If the hash includes an !, your account is locked:

myuser:!:16280:7:60:7:::

The proper way to solve this is to unlock the account (passwd -u myuser). If the user doesn't have a password, you should can unlock it via:

usermod -p "*" myuser

Alternatively, if you intend to use PAM, you enabled it via ssh_use_pam: true. PAM will allow locked users to get in with keys.

Why doesn't my application connect via SSH anymore?

Always look into log files first and if possible look at the negotiation between client and server that is completed when connecting.

We have seen some issues in applications (based on python and ruby) that are due to their use of an outdated crypto set. This collides with this hardening module, which reduced the list of ciphers, message authentication codes (MACs) and key exchange (KEX) algorithms to a more secure selection.

After using the role Ansibles template/copy/file module does not work anymore!

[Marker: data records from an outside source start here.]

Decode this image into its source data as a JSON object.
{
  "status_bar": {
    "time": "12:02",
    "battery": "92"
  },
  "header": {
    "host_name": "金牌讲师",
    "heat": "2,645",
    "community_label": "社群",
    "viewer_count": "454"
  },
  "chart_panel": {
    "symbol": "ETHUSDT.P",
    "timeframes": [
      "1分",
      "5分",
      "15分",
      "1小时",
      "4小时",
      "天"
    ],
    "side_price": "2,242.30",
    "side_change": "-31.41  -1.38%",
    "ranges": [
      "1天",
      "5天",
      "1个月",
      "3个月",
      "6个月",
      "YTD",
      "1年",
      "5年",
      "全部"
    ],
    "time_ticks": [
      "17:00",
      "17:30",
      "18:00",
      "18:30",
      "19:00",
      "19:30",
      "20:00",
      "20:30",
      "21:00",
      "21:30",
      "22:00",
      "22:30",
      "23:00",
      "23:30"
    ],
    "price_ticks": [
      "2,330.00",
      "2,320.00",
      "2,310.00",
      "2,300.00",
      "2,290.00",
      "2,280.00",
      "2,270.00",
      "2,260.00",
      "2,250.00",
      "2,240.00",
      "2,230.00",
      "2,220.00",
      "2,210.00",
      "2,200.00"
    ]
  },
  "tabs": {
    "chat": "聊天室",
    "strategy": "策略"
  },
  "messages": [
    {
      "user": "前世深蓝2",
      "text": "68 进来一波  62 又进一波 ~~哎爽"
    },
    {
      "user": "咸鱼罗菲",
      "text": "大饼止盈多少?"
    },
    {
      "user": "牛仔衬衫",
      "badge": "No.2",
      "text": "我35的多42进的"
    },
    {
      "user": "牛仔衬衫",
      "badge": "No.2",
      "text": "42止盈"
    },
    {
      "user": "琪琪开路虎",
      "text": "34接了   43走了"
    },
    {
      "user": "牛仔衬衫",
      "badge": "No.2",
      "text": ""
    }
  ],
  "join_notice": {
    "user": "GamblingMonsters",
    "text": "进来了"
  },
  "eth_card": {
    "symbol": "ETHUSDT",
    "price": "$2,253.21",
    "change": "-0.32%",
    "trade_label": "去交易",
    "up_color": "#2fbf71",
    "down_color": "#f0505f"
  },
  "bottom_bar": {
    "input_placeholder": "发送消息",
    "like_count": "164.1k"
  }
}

This role by default deactivates SFTP. Ansible uses by default SFTP to transfer files to the remote hosts. You have to set scp_if_ssh = True in your ansible.cfg. This way Ansible uses SCP to copy files. Alternatively you can enable SFTP again by setting sftp_enabled to true.

Cannot restart sshd-service due to lack of privileges

If you get the following error when running handler "restart sshd"

Unable to restart service ssh: Failed to restart ssh.service: Access denied

or

failure 1 running systemctl show for 'ssh': Failed to connect to bus: No such file or directory

either run the playbook as root (without become: yes at the playbook level), or add become: yes to the handler.

This is a bug with Ansible: see here and here for more information.

Contributing

See contributor guideline.

License and Author

Licensed under the Apache License, Version 2.0 (the "License"); you may not use this file except in compliance with the License. You may obtain a copy of the License at

http://www.apache.org/licenses/LICENSE-2.0

Unless required by applicable law or agreed to in writing, software distributed under the License is distributed on an "AS IS" BASIS, WITHOUT WARRANTIES OR CONDITIONS OF ANY KIND, either express or implied. See the License for the specific language governing permissions and limitations under the License.